Just because you cut a cheque for your property tax bill annually, that doesn’t necessarily mean you’ve paid for all the civic services you might consume.
This situation was brought to light recently when a resident in Cimarron received a $1,500 invoice for services rendered by the fire department following her daughter’s car accident this summer. She thought, as we suspect many people do, that paying your property taxes means you’ll get firefighters’ assistance should you ever need it — without incurring additional costs.
Given the Town’s own website itemizes how your tax dollars are spent, including to cover the costs of emergency services, it would make perfect sense to think you wouldn’t have to pay any more should that time ever come.
That's not the case.
The scenario in which you’re on the hook for fire department services after a car crash has been likened to that of recreation amenities: you pay property taxes to fund swimming pools and ice rinks, but if you want to use them, you’re required to pay a drop-in fee. That’s true but going for a skate or a swim is at your own discretion, whereas calling the fire department when flames are shooting from the roof of your home or because you’ve skidded into a ditch tends to be less of a choice.
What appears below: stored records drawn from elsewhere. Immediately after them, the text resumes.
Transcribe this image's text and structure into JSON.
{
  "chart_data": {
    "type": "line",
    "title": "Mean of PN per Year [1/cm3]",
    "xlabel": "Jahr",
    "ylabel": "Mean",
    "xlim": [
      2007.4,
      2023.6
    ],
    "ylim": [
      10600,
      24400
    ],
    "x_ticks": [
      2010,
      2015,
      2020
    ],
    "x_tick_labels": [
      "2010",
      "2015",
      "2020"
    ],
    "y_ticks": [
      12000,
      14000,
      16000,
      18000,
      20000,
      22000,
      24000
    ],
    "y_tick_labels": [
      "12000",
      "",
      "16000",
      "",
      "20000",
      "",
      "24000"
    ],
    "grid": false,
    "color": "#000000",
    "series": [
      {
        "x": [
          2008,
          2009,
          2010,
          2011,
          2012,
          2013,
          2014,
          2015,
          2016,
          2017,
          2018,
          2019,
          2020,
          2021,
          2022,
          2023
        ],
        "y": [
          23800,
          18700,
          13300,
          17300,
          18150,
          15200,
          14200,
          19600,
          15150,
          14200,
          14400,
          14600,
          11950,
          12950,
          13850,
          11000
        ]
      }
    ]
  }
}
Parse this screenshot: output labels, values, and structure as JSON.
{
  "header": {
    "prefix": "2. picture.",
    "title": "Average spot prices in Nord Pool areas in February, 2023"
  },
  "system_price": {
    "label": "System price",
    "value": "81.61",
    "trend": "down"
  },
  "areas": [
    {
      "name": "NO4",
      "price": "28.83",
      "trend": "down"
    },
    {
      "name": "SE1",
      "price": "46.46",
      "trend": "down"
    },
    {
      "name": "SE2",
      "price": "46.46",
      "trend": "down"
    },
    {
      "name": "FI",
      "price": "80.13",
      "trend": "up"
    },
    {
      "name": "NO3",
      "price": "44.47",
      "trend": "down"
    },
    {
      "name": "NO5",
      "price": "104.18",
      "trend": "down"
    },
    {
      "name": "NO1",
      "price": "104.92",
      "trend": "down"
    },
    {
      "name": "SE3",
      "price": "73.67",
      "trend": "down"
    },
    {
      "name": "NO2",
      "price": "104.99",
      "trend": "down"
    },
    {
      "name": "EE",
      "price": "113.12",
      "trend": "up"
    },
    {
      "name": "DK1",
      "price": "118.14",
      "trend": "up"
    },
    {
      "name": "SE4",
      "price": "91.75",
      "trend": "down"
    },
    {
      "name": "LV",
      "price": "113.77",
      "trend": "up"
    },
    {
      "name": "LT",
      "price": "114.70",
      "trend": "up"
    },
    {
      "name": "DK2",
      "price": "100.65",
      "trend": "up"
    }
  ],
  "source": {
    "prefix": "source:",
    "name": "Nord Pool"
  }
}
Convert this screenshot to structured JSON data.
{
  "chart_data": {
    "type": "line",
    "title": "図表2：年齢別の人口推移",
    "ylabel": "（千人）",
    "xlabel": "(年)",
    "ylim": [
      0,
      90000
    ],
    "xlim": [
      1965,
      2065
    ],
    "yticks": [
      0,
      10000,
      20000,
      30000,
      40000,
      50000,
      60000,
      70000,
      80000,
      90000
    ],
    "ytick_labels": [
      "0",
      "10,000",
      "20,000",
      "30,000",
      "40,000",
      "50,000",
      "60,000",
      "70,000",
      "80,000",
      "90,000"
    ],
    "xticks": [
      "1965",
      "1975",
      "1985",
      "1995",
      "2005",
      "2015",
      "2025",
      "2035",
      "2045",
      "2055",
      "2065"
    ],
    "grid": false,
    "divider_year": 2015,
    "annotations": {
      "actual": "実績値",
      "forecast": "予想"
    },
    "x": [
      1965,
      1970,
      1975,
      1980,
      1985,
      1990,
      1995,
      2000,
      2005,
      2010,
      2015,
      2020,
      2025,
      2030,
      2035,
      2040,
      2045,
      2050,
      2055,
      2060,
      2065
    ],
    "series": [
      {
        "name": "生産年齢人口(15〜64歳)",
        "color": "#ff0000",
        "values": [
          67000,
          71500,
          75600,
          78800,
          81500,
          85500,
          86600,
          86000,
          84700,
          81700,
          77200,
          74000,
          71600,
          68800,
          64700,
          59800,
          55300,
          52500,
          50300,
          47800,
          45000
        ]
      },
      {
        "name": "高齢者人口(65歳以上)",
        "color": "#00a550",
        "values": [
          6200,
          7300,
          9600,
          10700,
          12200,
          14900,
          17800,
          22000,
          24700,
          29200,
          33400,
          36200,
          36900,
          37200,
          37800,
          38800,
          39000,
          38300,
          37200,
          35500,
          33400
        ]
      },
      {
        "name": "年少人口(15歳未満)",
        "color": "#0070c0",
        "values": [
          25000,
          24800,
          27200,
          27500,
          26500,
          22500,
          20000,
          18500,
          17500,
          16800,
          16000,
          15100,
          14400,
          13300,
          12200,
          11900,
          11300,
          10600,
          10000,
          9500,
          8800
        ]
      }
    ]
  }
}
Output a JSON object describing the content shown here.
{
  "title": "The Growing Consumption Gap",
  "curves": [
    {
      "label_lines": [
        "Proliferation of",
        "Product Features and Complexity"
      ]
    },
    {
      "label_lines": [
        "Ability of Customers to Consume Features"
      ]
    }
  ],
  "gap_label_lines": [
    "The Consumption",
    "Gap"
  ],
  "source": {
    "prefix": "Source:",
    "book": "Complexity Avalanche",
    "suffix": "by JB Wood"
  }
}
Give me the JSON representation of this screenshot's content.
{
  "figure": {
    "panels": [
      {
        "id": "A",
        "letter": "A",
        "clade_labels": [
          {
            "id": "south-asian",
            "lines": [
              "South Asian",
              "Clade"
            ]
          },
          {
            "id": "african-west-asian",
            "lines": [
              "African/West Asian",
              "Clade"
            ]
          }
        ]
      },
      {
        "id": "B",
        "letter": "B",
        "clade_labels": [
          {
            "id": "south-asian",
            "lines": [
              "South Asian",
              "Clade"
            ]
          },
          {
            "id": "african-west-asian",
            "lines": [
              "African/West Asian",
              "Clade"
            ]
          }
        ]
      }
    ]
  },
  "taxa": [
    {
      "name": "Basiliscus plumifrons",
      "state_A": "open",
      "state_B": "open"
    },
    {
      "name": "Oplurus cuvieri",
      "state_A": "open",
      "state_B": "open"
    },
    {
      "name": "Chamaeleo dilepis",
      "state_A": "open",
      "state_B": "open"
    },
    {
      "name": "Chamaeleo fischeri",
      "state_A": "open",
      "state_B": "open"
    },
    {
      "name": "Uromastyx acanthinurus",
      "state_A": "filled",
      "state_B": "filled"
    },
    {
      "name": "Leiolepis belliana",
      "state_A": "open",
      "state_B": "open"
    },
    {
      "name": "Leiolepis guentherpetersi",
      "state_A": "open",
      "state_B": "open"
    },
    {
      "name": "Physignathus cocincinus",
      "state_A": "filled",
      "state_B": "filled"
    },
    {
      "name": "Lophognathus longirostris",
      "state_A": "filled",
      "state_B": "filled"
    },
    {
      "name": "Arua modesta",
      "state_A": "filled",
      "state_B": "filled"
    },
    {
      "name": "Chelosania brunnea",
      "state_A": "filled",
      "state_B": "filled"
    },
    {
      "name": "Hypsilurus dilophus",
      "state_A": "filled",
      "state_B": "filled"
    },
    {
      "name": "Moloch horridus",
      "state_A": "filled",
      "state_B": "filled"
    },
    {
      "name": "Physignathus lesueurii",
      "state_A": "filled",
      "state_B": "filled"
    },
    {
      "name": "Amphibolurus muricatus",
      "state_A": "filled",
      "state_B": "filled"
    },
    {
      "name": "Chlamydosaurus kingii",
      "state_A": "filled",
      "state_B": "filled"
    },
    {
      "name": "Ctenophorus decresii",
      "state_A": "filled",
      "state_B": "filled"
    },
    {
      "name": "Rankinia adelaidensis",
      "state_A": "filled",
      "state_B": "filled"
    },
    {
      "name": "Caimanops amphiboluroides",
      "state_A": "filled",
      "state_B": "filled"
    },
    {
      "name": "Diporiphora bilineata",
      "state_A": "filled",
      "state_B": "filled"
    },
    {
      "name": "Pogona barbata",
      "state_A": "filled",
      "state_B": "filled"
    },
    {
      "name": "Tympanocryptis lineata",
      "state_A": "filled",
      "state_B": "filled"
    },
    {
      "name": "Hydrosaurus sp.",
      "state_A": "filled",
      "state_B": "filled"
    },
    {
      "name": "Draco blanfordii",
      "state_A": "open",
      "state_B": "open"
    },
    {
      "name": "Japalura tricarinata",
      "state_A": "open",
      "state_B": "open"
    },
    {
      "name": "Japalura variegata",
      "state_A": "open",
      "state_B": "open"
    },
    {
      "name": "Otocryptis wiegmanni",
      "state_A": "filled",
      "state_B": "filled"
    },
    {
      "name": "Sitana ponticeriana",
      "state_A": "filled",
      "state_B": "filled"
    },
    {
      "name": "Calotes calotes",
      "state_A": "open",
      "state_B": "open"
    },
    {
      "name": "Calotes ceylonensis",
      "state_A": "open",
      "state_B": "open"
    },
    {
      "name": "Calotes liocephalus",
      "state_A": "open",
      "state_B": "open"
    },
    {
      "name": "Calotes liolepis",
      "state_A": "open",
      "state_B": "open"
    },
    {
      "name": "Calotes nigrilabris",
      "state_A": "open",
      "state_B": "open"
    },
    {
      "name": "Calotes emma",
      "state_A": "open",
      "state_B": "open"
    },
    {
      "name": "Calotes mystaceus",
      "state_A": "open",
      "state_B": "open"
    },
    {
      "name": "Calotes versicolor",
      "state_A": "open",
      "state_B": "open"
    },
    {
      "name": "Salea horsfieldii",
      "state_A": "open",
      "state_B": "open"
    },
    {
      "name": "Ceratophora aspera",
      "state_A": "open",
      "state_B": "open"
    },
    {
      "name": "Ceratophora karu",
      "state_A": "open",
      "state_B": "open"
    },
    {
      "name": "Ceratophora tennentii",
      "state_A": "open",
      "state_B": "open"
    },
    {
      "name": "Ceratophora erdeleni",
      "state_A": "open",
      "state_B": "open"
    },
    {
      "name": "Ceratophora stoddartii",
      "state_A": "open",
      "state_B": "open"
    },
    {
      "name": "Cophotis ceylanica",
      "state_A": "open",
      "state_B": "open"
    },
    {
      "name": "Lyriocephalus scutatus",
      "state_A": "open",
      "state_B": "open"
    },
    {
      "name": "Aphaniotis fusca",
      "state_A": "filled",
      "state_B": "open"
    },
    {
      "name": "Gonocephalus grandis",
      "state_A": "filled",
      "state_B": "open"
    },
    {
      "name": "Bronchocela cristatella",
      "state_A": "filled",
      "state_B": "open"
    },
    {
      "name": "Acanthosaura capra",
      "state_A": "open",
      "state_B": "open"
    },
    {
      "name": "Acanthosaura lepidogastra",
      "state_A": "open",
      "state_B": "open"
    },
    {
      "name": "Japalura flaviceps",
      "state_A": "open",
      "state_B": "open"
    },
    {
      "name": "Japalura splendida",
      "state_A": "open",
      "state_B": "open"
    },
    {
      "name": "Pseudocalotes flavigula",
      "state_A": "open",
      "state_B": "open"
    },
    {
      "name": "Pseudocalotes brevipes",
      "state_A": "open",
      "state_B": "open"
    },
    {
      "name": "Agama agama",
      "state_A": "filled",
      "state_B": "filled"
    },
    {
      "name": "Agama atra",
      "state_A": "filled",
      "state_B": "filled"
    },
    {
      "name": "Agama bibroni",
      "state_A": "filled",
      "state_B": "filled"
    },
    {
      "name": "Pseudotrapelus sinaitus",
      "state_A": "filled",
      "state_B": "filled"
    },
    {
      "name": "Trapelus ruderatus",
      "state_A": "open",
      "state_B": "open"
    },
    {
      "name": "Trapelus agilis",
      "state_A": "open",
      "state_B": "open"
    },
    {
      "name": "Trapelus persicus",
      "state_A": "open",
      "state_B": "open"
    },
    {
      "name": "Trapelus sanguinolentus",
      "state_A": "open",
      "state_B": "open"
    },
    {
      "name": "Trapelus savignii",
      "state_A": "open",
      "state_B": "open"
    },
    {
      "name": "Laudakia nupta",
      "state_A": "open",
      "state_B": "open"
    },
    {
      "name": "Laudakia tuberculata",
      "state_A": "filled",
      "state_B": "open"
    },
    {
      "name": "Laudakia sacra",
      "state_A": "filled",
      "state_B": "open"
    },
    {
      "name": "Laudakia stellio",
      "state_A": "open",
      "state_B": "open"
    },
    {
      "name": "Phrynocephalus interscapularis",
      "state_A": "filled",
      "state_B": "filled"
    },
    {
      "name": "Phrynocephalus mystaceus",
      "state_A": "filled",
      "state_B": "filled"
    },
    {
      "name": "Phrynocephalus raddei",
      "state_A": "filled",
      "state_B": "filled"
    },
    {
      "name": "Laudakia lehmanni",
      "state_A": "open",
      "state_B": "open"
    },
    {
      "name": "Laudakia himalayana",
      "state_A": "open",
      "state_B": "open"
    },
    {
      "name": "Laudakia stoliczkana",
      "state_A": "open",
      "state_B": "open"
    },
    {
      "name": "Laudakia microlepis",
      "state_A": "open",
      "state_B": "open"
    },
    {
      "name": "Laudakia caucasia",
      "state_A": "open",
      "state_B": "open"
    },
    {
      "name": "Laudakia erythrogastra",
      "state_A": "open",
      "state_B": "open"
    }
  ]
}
Council members, who acknowledged that issuing an invoice for fire department services might not be widely known, had an opportunity to do away with the concept last week, but given the revenue implications of such a move, they opted against doing so.
These bills are often covered by insurance, so it can be a moot point in many cases, but on occasions when they’re not looked after, it adds insult to injury.
The policy could also inadvertently create a scary situation: The absolute last thing you’d want to happen is for someone not to call emergency services because they’re worried they’re going to be stuck with a big bill.